NAII Fears Vermont Uninsured Auto Bill Could Raise Rates for All Drivers

April 8, 2003

The National Association of Independent Insurers fears that a bill dealing with uninsured motorist coverage, passed by the Vermont Senate, could drive auto insurance prices higher in an already hard market.

“Because this bill seeks to expand availability and recovery under one’s own underinsured motorist coverage, passage could cause serious pricing problems in a troubled insurance market,” stated NAII senior counsel Gerald L. Zimmerman.

S.B. 119 has been referred to the House Transportation Committee. It provides that “a motor vehicle is ‘underinsured’ if the at-fault party’s liability for personal injury is unavailable or reduced to any injured party due to claims made by other parties injured in an accident,” said the NAII.
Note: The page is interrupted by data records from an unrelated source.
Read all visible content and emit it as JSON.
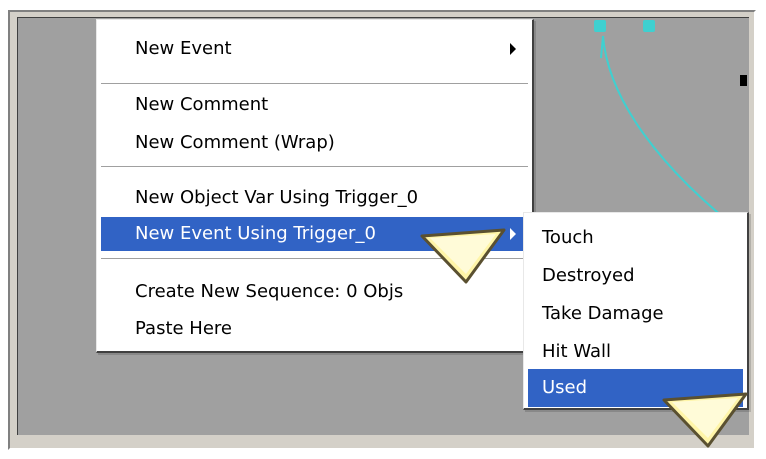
{
  "main_menu": {
    "items": [
      {
        "label": "New Event",
        "has_submenu": true
      },
      {
        "label": "New Comment"
      },
      {
        "label": "New Comment (Wrap)"
      },
      {
        "label": "New Object Var Using Trigger_0"
      },
      {
        "label": "New Event Using Trigger_0",
        "has_submenu": true,
        "highlighted": true
      },
      {
        "label": "Create New Sequence: 0 Objs"
      },
      {
        "label": "Paste Here"
      }
    ]
  },
  "sub_menu": {
    "items": [
      {
        "label": "Touch"
      },
      {
        "label": "Destroyed"
      },
      {
        "label": "Take Damage"
      },
      {
        "label": "Hit Wall"
      },
      {
        "label": "Used",
        "highlighted": true
      }
    ]
  },
  "colors": {
    "highlight": "#3163c5",
    "canvas": "#a0a0a0",
    "connector": "#3fd0d0",
    "pointer": "#fff5a8"
  },
  "icons": {
    "submenu_arrow": "submenu-arrow-icon",
    "pointer": "yellow-pointer-callout-icon"
  }
}
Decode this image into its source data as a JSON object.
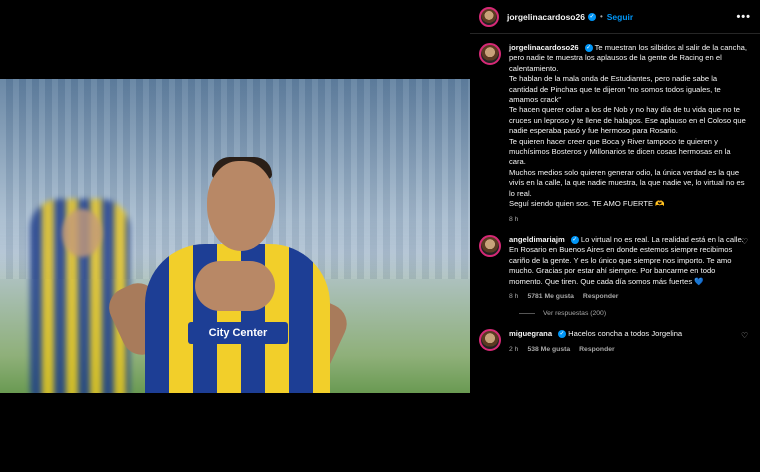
{
  "header": {
    "username": "jorgelinacardoso26",
    "separator": "•",
    "follow_label": "Seguir",
    "more_label": "•••"
  },
  "photo": {
    "sponsor_text": "City Center"
  },
  "caption": {
    "username": "jorgelinacardoso26",
    "lines": [
      "Te muestran los silbidos al salir de la cancha, pero nadie te muestra los aplausos de la gente de Racing en el calentamiento.",
      "Te hablan de la mala onda de Estudiantes, pero nadie sabe la cantidad de Pinchas que te dijeron \"no somos todos iguales, te amamos crack\"",
      "Te hacen querer odiar a los de Nob y no hay día de tu vida que no te cruces un leproso y te llene de halagos. Ese aplauso en el Coloso que nadie esperaba pasó y fue hermoso para Rosario.",
      "Te quieren hacer creer que Boca y River tampoco te quieren y muchísimos Bosteros y Millonarios te dicen cosas hermosas en la cara.",
      "Muchos medios solo quieren generar odio, la única verdad es la que vivís en la calle, la que nadie muestra, la que nadie ve, lo virtual no es lo real.",
      "Seguí siendo quien sos. TE AMO FUERTE"
    ],
    "emoji": "🫶",
    "time": "8 h"
  },
  "comments": [
    {
      "username": "angeldimariajm",
      "text": "Lo virtual no es real. La realidad está en la calle. En Rosario en Buenos Aires en donde estemos siempre recibimos cariño de la gente. Y es lo único que siempre nos importo. Te amo mucho. Gracias por estar ahí siempre. Por bancarme en todo momento. Que tiren. Que cada día somos más fuertes",
      "emoji": "💙",
      "time": "8 h",
      "likes": "5781 Me gusta",
      "reply_label": "Responder",
      "view_replies": "Ver respuestas (200)"
    },
    {
      "username": "miguegrana",
      "text": "Hacelos concha a todos Jorgelina",
      "time": "2 h",
      "likes": "538 Me gusta",
      "reply_label": "Responder"
    }
  ],
  "icons": {
    "verified": "verified-badge-icon",
    "heart": "heart-outline-icon",
    "user_tag": "person-icon"
  },
  "colors": {
    "accent_blue": "#0095f6",
    "background": "#000000",
    "text_primary": "#f5f5f5",
    "text_secondary": "#a8a8a8"
  }
}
Despite being amended in the Senate, the “wording is still unclear and, as currently drafted, would make more underinsured motorist coverage available” the NAII said; “adding cost to an already costly system,” Zimmerman added. “The bill would also require insurers to disclose policy limits to anyone ‘claiming the right’ to recover, which could lead to serious abuses within the legal system.”

He indicated that “A better option for policyholders wanting additional protection is to simply buy more coverage rather than make all Vermont drivers pay higher rates to subsidize the resultant increase.”